Historically, people give the government their money, instead of spending it, with the promise of being paid back, with interest. Now, governments are essentially getting paid to borrow money, as people become increasingly desperate for a safe haven for their wealth. The cycle becomes self fulfilling as negative rates raise further concerns about the economy.

“Bonds are supposed to pay the owner of capital something to pry the money out of their hands. But no … ” said co-founder of DataTrek, Nicholas Colas. Central banks often lower interest rates to grow the money supply in the economy, fuel demand and provide growth momentum. Other key drivers for monetary policy easing are weakening domestic outlooks, falling annual growth rates, low inflation and weakening business and consumer confidence. And in Europe’s case, make up for the lack of a coordinated fiscal response.

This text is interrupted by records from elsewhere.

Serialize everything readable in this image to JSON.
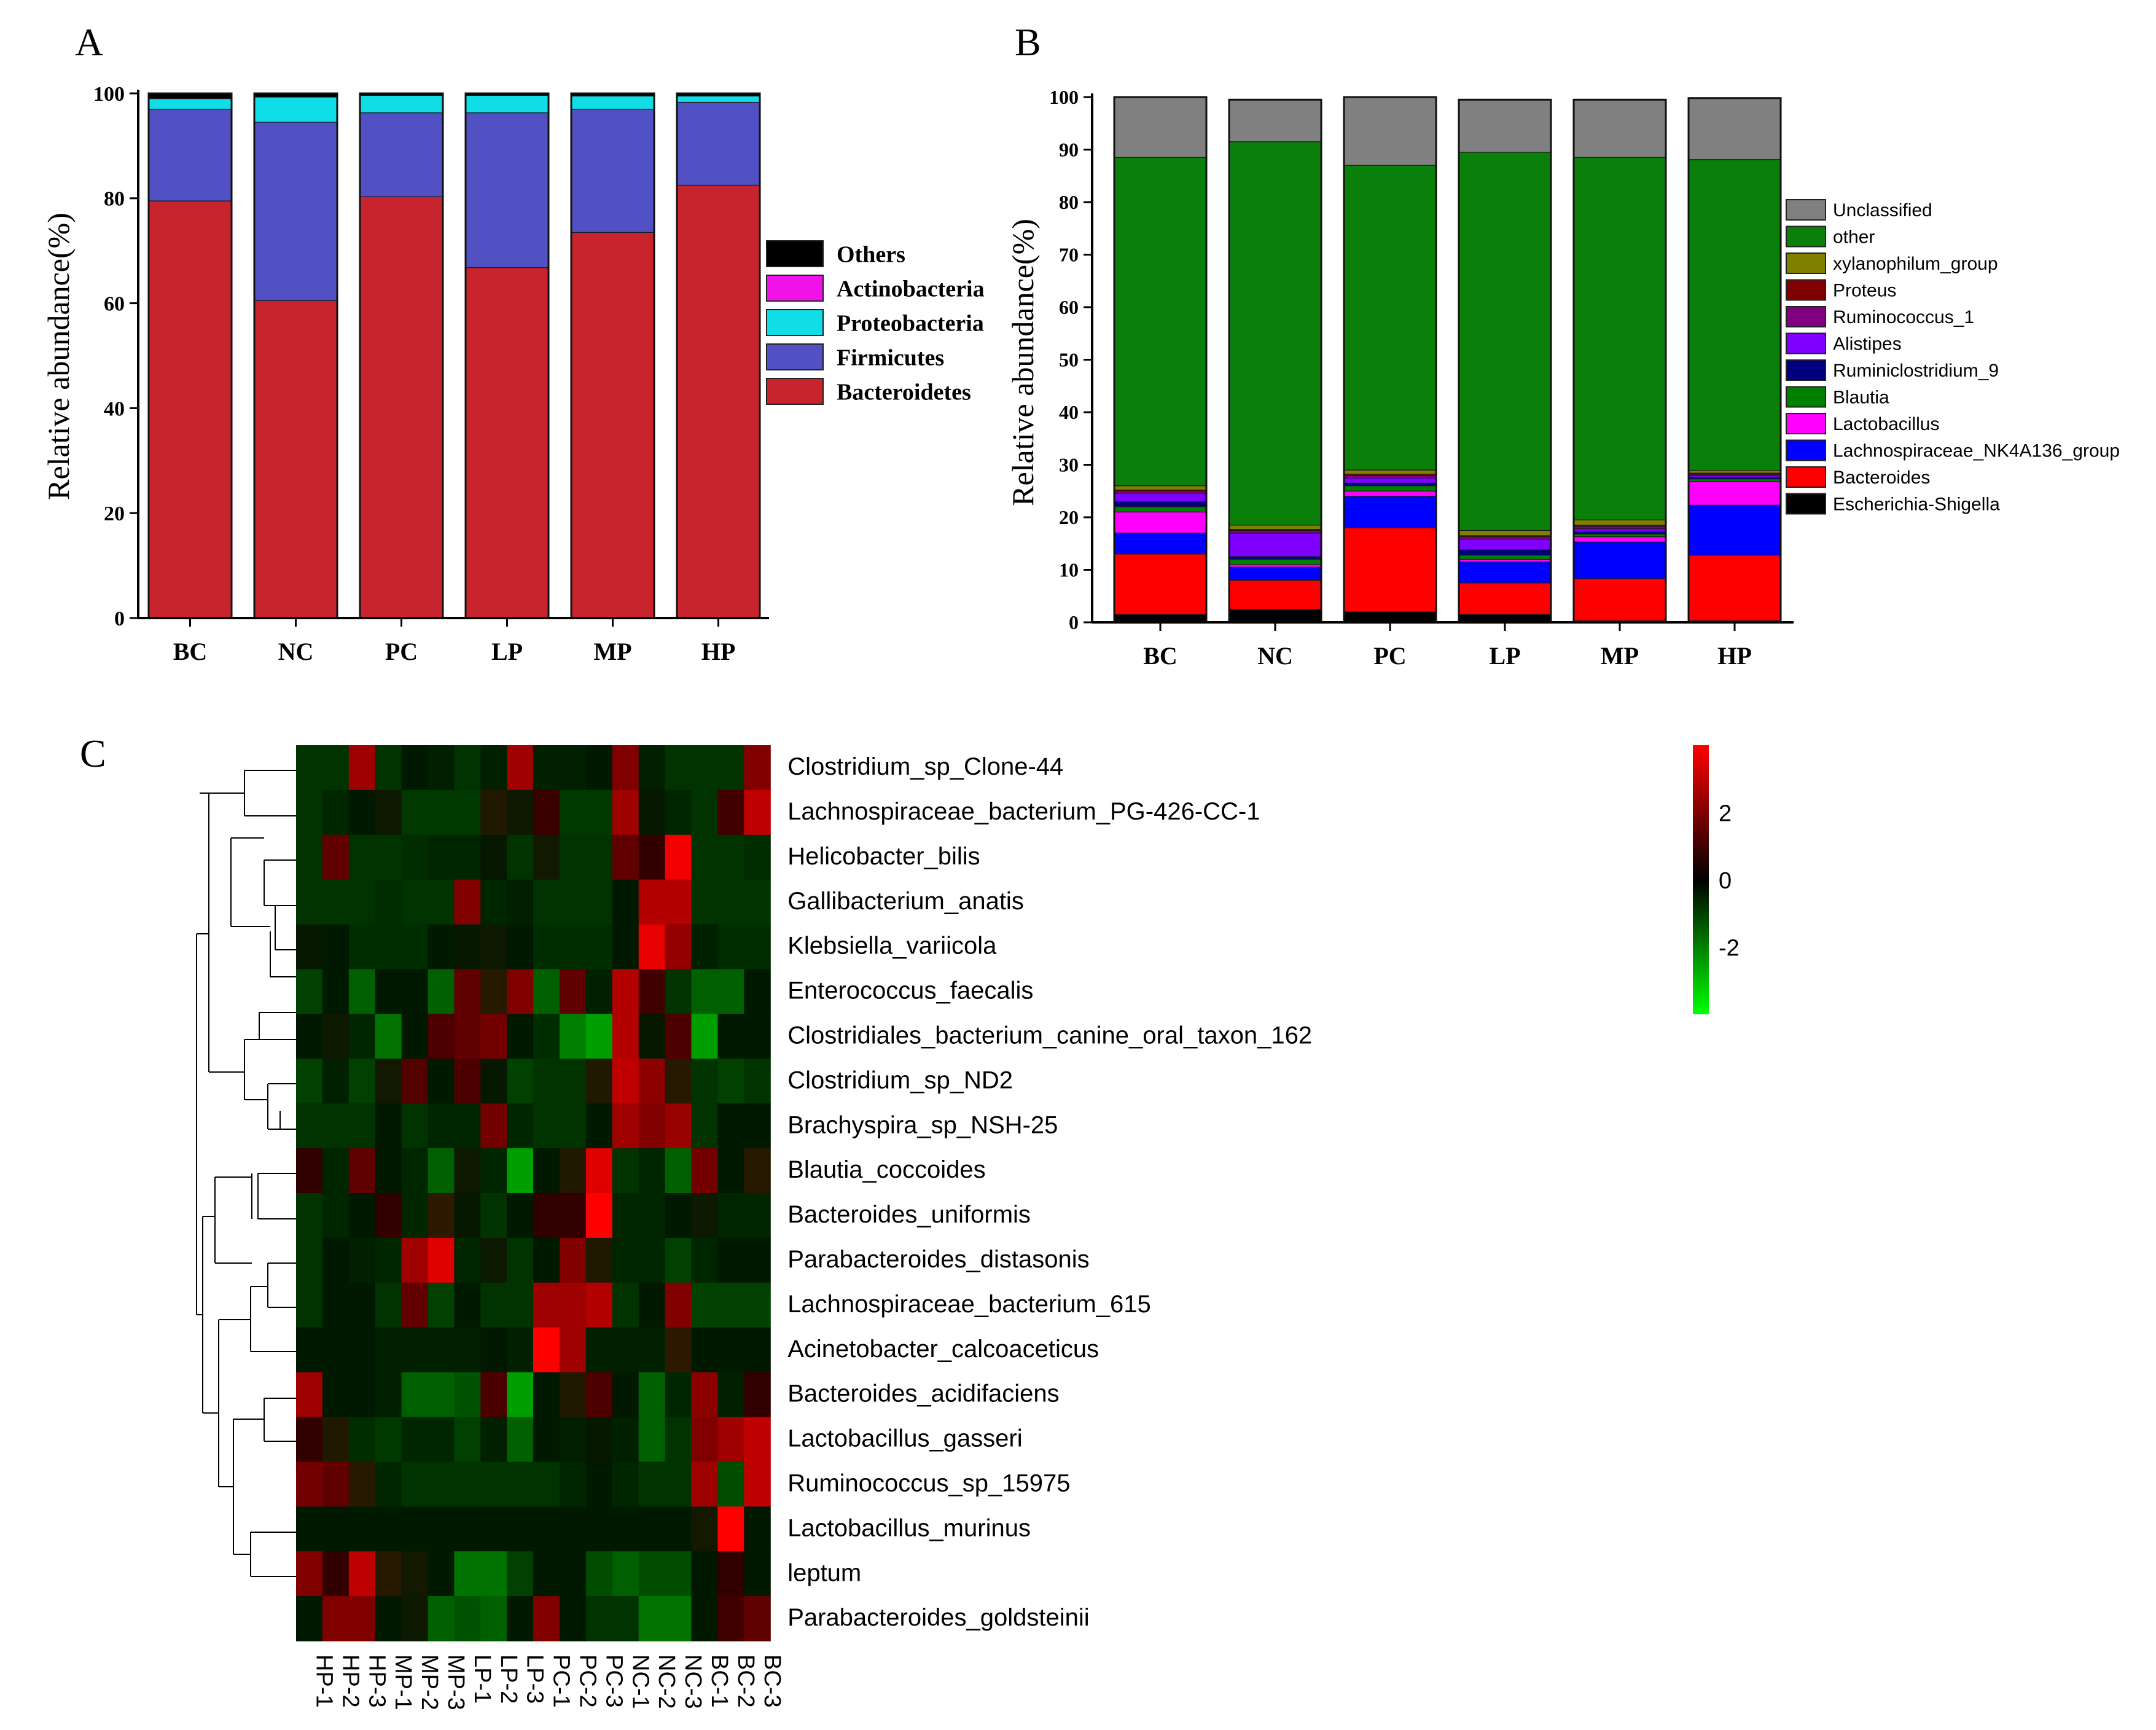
{
  "panels": {
    "a": "A",
    "b": "B",
    "c": "C"
  },
  "chart_data": [
    {
      "panel": "A",
      "type": "bar",
      "stacked": true,
      "title": "",
      "xlabel": "",
      "ylabel": "Relative abundance(%)",
      "ylim": [
        0,
        100
      ],
      "yticks": [
        "0",
        "20",
        "40",
        "60",
        "80",
        "100"
      ],
      "categories": [
        "BC",
        "NC",
        "PC",
        "LP",
        "MP",
        "HP"
      ],
      "legend_position": "right",
      "series": [
        {
          "name": "Bacteroidetes",
          "color": "#c8242d",
          "values": [
            79.5,
            60.5,
            80.3,
            66.8,
            73.5,
            82.5
          ]
        },
        {
          "name": "Firmicutes",
          "color": "#5151c4",
          "values": [
            17.5,
            34.0,
            16.0,
            29.5,
            23.5,
            15.8
          ]
        },
        {
          "name": "Proteobacteria",
          "color": "#10dde6",
          "values": [
            2.0,
            4.8,
            3.3,
            3.3,
            2.5,
            1.2
          ]
        },
        {
          "name": "Actinobacteria",
          "color": "#f012e6",
          "values": [
            0.0,
            0.0,
            0.0,
            0.0,
            0.0,
            0.0
          ]
        },
        {
          "name": "Others",
          "color": "#000000",
          "values": [
            1.0,
            0.7,
            0.4,
            0.4,
            0.5,
            0.5
          ]
        }
      ],
      "legend_order": [
        "Others",
        "Actinobacteria",
        "Proteobacteria",
        "Firmicutes",
        "Bacteroidetes"
      ]
    },
    {
      "panel": "B",
      "type": "bar",
      "stacked": true,
      "title": "",
      "xlabel": "",
      "ylabel": "Relative abundance(%)",
      "ylim": [
        0,
        100
      ],
      "yticks": [
        "0",
        "10",
        "20",
        "30",
        "40",
        "50",
        "60",
        "70",
        "80",
        "90",
        "100"
      ],
      "categories": [
        "BC",
        "NC",
        "PC",
        "LP",
        "MP",
        "HP"
      ],
      "legend_position": "right",
      "series": [
        {
          "name": "Escherichia-Shigella",
          "color": "#000000",
          "values": [
            1.5,
            2.5,
            2.0,
            1.5,
            0.3,
            0.3
          ]
        },
        {
          "name": "Bacteroides",
          "color": "#ff0000",
          "values": [
            11.5,
            5.5,
            16.0,
            6.0,
            8.0,
            12.5
          ]
        },
        {
          "name": "Lachnospiraceae_NK4A136_group",
          "color": "#0000ff",
          "values": [
            4.0,
            2.5,
            6.0,
            4.0,
            7.0,
            9.5
          ]
        },
        {
          "name": "Lactobacillus",
          "color": "#ff00ff",
          "values": [
            4.0,
            0.5,
            1.0,
            0.5,
            1.0,
            4.5
          ]
        },
        {
          "name": "Blautia",
          "color": "#008000",
          "values": [
            1.0,
            1.0,
            1.0,
            0.8,
            0.5,
            0.5
          ]
        },
        {
          "name": "Ruminiclostridium_9",
          "color": "#000080",
          "values": [
            1.0,
            0.5,
            0.5,
            1.0,
            0.5,
            0.3
          ]
        },
        {
          "name": "Alistipes",
          "color": "#8000ff",
          "values": [
            1.5,
            4.5,
            1.0,
            2.0,
            0.5,
            0.3
          ]
        },
        {
          "name": "Ruminococcus_1",
          "color": "#800080",
          "values": [
            0.5,
            0.5,
            0.5,
            0.5,
            0.5,
            0.3
          ]
        },
        {
          "name": "Proteus",
          "color": "#800000",
          "values": [
            0.2,
            0.2,
            0.2,
            0.2,
            0.2,
            0.2
          ]
        },
        {
          "name": "xylanophilum_group",
          "color": "#808000",
          "values": [
            0.8,
            0.8,
            0.8,
            1.0,
            1.0,
            0.5
          ]
        },
        {
          "name": "other",
          "color": "#0a800a",
          "values": [
            62.5,
            73.0,
            58.0,
            72.0,
            69.0,
            59.2
          ]
        },
        {
          "name": "Unclassified",
          "color": "#808080",
          "values": [
            11.5,
            8.0,
            13.0,
            10.0,
            11.0,
            11.7
          ]
        }
      ],
      "legend_order": [
        "Unclassified",
        "other",
        "xylanophilum_group",
        "Proteus",
        "Ruminococcus_1",
        "Alistipes",
        "Ruminiclostridium_9",
        "Blautia",
        "Lactobacillus",
        "Lachnospiraceae_NK4A136_group",
        "Bacteroides",
        "Escherichia-Shigella"
      ]
    },
    {
      "panel": "C",
      "type": "heatmap",
      "title": "",
      "color_scale": {
        "low": "#00ff00",
        "mid": "#000000",
        "high": "#ff0000",
        "min": -4,
        "max": 4,
        "ticks": [
          "2",
          "0",
          "-2"
        ],
        "tick_values": [
          2,
          0,
          -2
        ]
      },
      "columns": [
        "HP-1",
        "HP-2",
        "HP-3",
        "MP-1",
        "MP-2",
        "MP-3",
        "LP-1",
        "LP-2",
        "LP-3",
        "PC-1",
        "PC-2",
        "PC-3",
        "NC-1",
        "NC-2",
        "NC-3",
        "BC-1",
        "BC-2",
        "BC-3"
      ],
      "rows": [
        "Clostridium_sp_Clone-44",
        "Lachnospiraceae_bacterium_PG-426-CC-1",
        "Helicobacter_bilis",
        "Gallibacterium_anatis",
        "Klebsiella_variicola",
        "Enterococcus_faecalis",
        "Clostridiales_bacterium_canine_oral_taxon_162",
        "Clostridium_sp_ND2",
        "Brachyspira_sp_NSH-25",
        "Blautia_coccoides",
        "Bacteroides_uniformis",
        "Parabacteroides_distasonis",
        "Lachnospiraceae_bacterium_615",
        "Acinetobacter_calcoaceticus",
        "Bacteroides_acidifaciens",
        "Lactobacillus_gasseri",
        "Ruminococcus_sp_15975",
        "Lactobacillus_murinus",
        "leptum",
        "Parabacteroides_goldsteinii"
      ],
      "values": [
        [
          -0.8,
          -0.8,
          2.5,
          -0.8,
          -0.3,
          -0.5,
          -0.8,
          -0.5,
          2.5,
          -0.5,
          -0.5,
          0.0,
          2.0,
          -0.5,
          -0.8,
          -0.8,
          -0.8,
          2.0
        ],
        [
          -0.8,
          -0.6,
          -0.3,
          0.2,
          -0.9,
          -0.9,
          -0.9,
          0.5,
          0.2,
          0.9,
          -0.9,
          -0.9,
          2.5,
          0.1,
          -0.6,
          -0.8,
          1.0,
          3.0
        ],
        [
          -0.8,
          1.5,
          -0.8,
          -0.8,
          -0.7,
          -0.6,
          -0.6,
          0.1,
          -0.8,
          0.3,
          -0.8,
          -0.8,
          1.5,
          0.8,
          3.8,
          -0.8,
          -0.8,
          -0.7
        ],
        [
          -0.8,
          -0.8,
          -0.8,
          -0.7,
          -0.8,
          -0.8,
          2.0,
          -0.6,
          -0.5,
          -0.8,
          -0.8,
          -0.8,
          0.0,
          2.8,
          2.8,
          -0.8,
          -0.8,
          -0.8
        ],
        [
          0.1,
          0.0,
          -0.7,
          -0.7,
          -0.7,
          -0.3,
          0.1,
          0.2,
          -0.3,
          -0.7,
          -0.7,
          -0.7,
          0.0,
          3.6,
          2.3,
          -0.5,
          -0.7,
          -0.7
        ],
        [
          -1.0,
          -0.4,
          -1.5,
          -0.3,
          0.0,
          -1.5,
          1.5,
          0.6,
          2.0,
          -1.5,
          1.5,
          -0.5,
          2.8,
          1.0,
          -0.8,
          -1.5,
          -1.5,
          0.0
        ],
        [
          -0.3,
          0.2,
          -0.6,
          -1.8,
          0.0,
          1.2,
          1.5,
          1.8,
          -0.4,
          -0.7,
          -2.0,
          -2.5,
          2.8,
          0.1,
          1.2,
          -2.5,
          -0.2,
          -0.4
        ],
        [
          -1.0,
          -0.5,
          -1.0,
          0.3,
          1.3,
          -0.4,
          1.2,
          0.1,
          -1.0,
          -0.8,
          -0.8,
          0.5,
          3.0,
          2.2,
          0.6,
          -0.8,
          -1.0,
          -0.8
        ],
        [
          -0.8,
          -0.8,
          -0.8,
          -0.2,
          -0.8,
          -0.6,
          -0.6,
          1.8,
          -0.6,
          -0.8,
          -0.8,
          -0.4,
          2.5,
          2.0,
          2.4,
          -0.8,
          -0.2,
          0.0
        ],
        [
          0.8,
          -0.6,
          1.5,
          -0.2,
          -0.6,
          -1.5,
          0.2,
          -0.6,
          -2.5,
          -0.2,
          0.5,
          3.5,
          -0.8,
          -0.6,
          -1.5,
          1.8,
          -0.2,
          0.6
        ],
        [
          -0.8,
          -0.6,
          -0.2,
          0.8,
          -0.6,
          0.7,
          0.1,
          -0.8,
          -0.2,
          0.8,
          0.8,
          4.0,
          -0.6,
          -0.6,
          0.0,
          0.2,
          -0.6,
          -0.6
        ],
        [
          -0.8,
          -0.2,
          -0.5,
          -0.6,
          2.5,
          3.5,
          -0.6,
          0.2,
          -0.8,
          -0.4,
          2.0,
          0.5,
          -0.6,
          -0.6,
          -1.0,
          -0.6,
          -0.3,
          -0.3
        ],
        [
          -0.8,
          0.0,
          -0.3,
          -0.8,
          1.5,
          -1.0,
          -0.4,
          -0.8,
          -0.8,
          2.5,
          2.5,
          2.8,
          -0.8,
          0.0,
          2.0,
          -1.0,
          -1.0,
          -1.0
        ],
        [
          -0.4,
          -0.4,
          -0.2,
          -0.5,
          -0.5,
          -0.5,
          -0.5,
          -0.3,
          -0.5,
          4.0,
          2.5,
          -0.5,
          -0.5,
          -0.5,
          0.7,
          -0.4,
          -0.4,
          -0.2
        ],
        [
          2.5,
          -0.2,
          0.0,
          -0.5,
          -1.5,
          -1.5,
          -1.3,
          1.2,
          -2.5,
          -0.2,
          0.5,
          1.2,
          0.0,
          -1.5,
          -0.6,
          2.2,
          -0.5,
          0.8
        ],
        [
          0.8,
          0.5,
          -0.7,
          -0.9,
          -0.6,
          -0.6,
          -1.0,
          -0.5,
          -1.5,
          0.0,
          -0.5,
          0.1,
          -0.5,
          -1.5,
          -0.8,
          2.0,
          2.5,
          3.0
        ],
        [
          1.8,
          1.5,
          0.6,
          -0.6,
          -0.8,
          -0.8,
          -0.8,
          -0.8,
          -0.8,
          -0.8,
          -0.6,
          -0.4,
          -0.6,
          -0.8,
          -0.8,
          2.5,
          -1.2,
          3.0
        ],
        [
          -0.4,
          -0.3,
          -0.4,
          -0.4,
          -0.3,
          -0.3,
          -0.2,
          -0.4,
          -0.4,
          -0.4,
          -0.3,
          -0.3,
          -0.4,
          0.0,
          -0.2,
          0.3,
          4.0,
          -0.2
        ],
        [
          2.0,
          0.8,
          3.0,
          0.6,
          0.3,
          0.0,
          -1.8,
          -1.8,
          -1.0,
          -0.2,
          0.0,
          -1.2,
          -1.5,
          -1.2,
          -1.2,
          0.0,
          0.8,
          0.0
        ],
        [
          0.0,
          2.0,
          2.0,
          0.0,
          0.2,
          -1.5,
          -1.3,
          -1.5,
          -0.3,
          2.0,
          -0.3,
          -0.8,
          -0.8,
          -1.8,
          -1.8,
          0.0,
          1.0,
          1.5
        ]
      ]
    }
  ]
}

Another reason for negative yielding debt worldwide could be that institutional investors, like pension funds, are forced to keep buying bonds because of liquidity requirements. PIMCO’s global economic advisor Joachin Fels said there are also secular factors like demographics and technology that drive rates lower.

“Rising life expectancy increases desired saving while new technologies are capital-saving and are becoming cheaper – and thus reduce ex ante demand for investment. The resulting savings glut tends to push the “natural” rate of interest lower and lower,” said Fels.